Table 5 shows the results obtained by the algorithm proposed in the present work comparing with the benchmarks. The numbers highlighted were the best observed values.

It is possible to observe in Table 5 that the performance of the algorithm proposed is predominant, obtaining the best values considering all the performance metrics evaluated: SR, MDD and CW with the values 0.67, −1.37 and 236.3% respectively.
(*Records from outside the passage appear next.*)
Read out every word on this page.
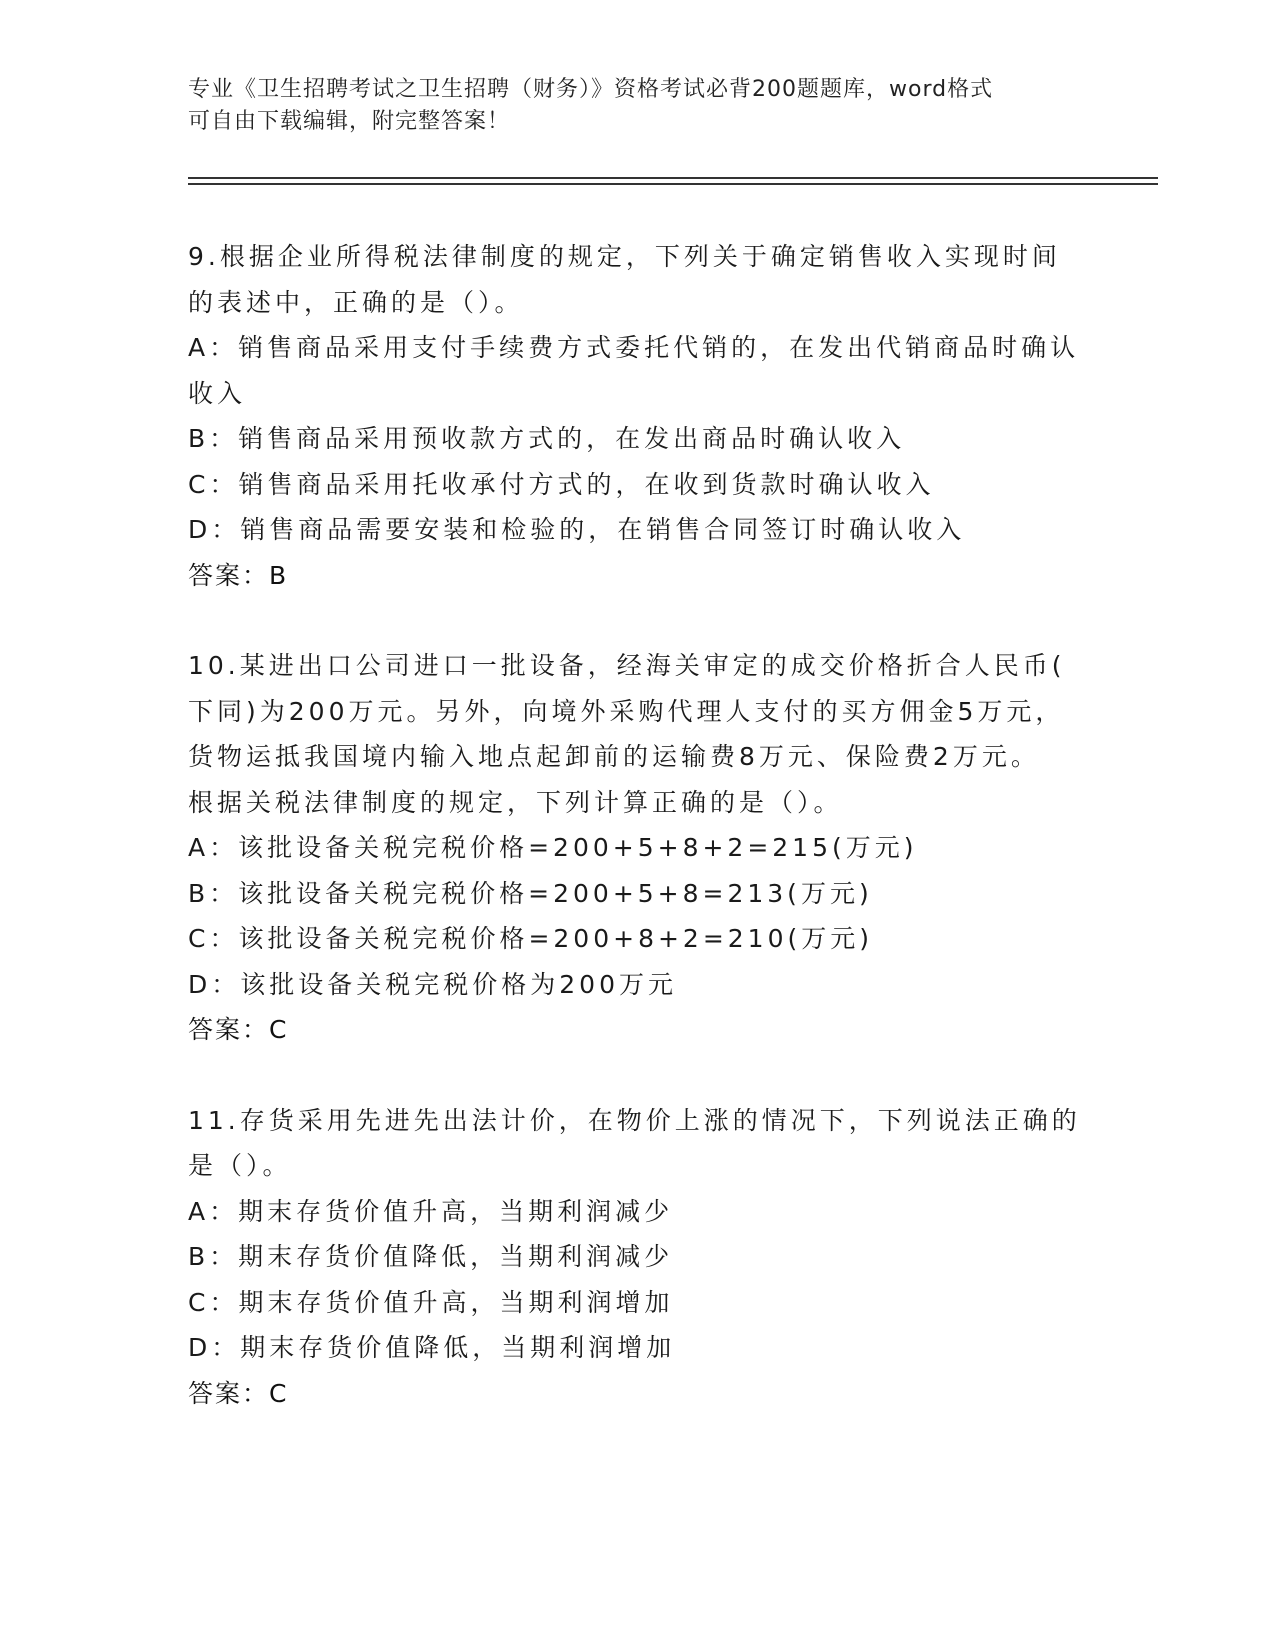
专业《卫生招聘考试之卫生招聘（财务）》资格考试必背200题题库，word格式
可自由下载编辑，附完整答案！
9.根据企业所得税法律制度的规定，下列关于确定销售收入实现时间
的表述中，正确的是（）。
A：销售商品采用支付手续费方式委托代销的，在发出代销商品时确认
收入
B：销售商品采用预收款方式的，在发出商品时确认收入
C：销售商品采用托收承付方式的，在收到货款时确认收入
D：销售商品需要安装和检验的，在销售合同签订时确认收入
答案：B
10.某进出口公司进口一批设备，经海关审定的成交价格折合人民币(
下同)为200万元。另外，向境外采购代理人支付的买方佣金5万元，
货物运抵我国境内输入地点起卸前的运输费8万元、保险费2万元。
根据关税法律制度的规定，下列计算正确的是（）。
A：该批设备关税完税价格=200+5+8+2=215(万元)
B：该批设备关税完税价格=200+5+8=213(万元)
C：该批设备关税完税价格=200+8+2=210(万元)
D：该批设备关税完税价格为200万元
答案：C
11.存货采用先进先出法计价，在物价上涨的情况下，下列说法正确的
是（）。
A：期末存货价值升高，当期利润减少
B：期末存货价值降低，当期利润减少
C：期末存货价值升高，当期利润增加
D：期末存货价值降低，当期利润增加
答案：C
The second best performance was obtained by the HRP strategy, considering the performance metrics SR and CW, with the values 0.48 and 71.2% respectively. In the case of MDD, the second best performance was obtained by the MV strategy, with a value of −1.39.

7 Conclusion

We propose the Stock Network Portfolio Allocation (SNPA) algorithm to recommend a profitable stock portfolio. SNPA can efficiently handle a large set of assets by representing them as a complex network, where nodes represent assets and edges how their returns correlate. A random walk process carried in this network defines a portfolio. Simulated investment results show the proposed algorithm presented superior performance when compared to the benchmarks: Ibovespa index (IBOV), classic Markowitz’s mean-variance portfolio (MV), Mean Absolute Deviation (MAD) portfolio, Conditional Value at Risk (CVaR) and Hierarchical Risk Parity (HRP). The results were compared with the benchmarks considering the performance metrics: Shape Ratio (SR), Maximum Drawdown (MDD), and Cumulated Wealth (CW). The performance of the algorithm proposed was predominant, obtaining the best values considering all the performance metrics. SNPA demonstrated its effectiveness, presenting a CW of 236.3%, being 203.5% above MV portfolio; 181.7% above CVaR portfolio; 175.6% above MAD portfolio, 184.6% above IBOV index and 165.1% above HRP. The proposed algorithm also surpassed the benchmarks considering the performance metrics SR and MDD, with values 0.67 and −1.37 respectively, the best results among the benchmarks observed by the HRP strategy, with 0.48 and −1.73 respectively. The downside of the proposed algorithm is its computational complexity due to the calculation of the return matrix and the length of the random walk. Future work includes analyzing larger periods of time considering all stocks from a particular market, for more markets. And, also consider machine learning predictions of the return in place of historical data.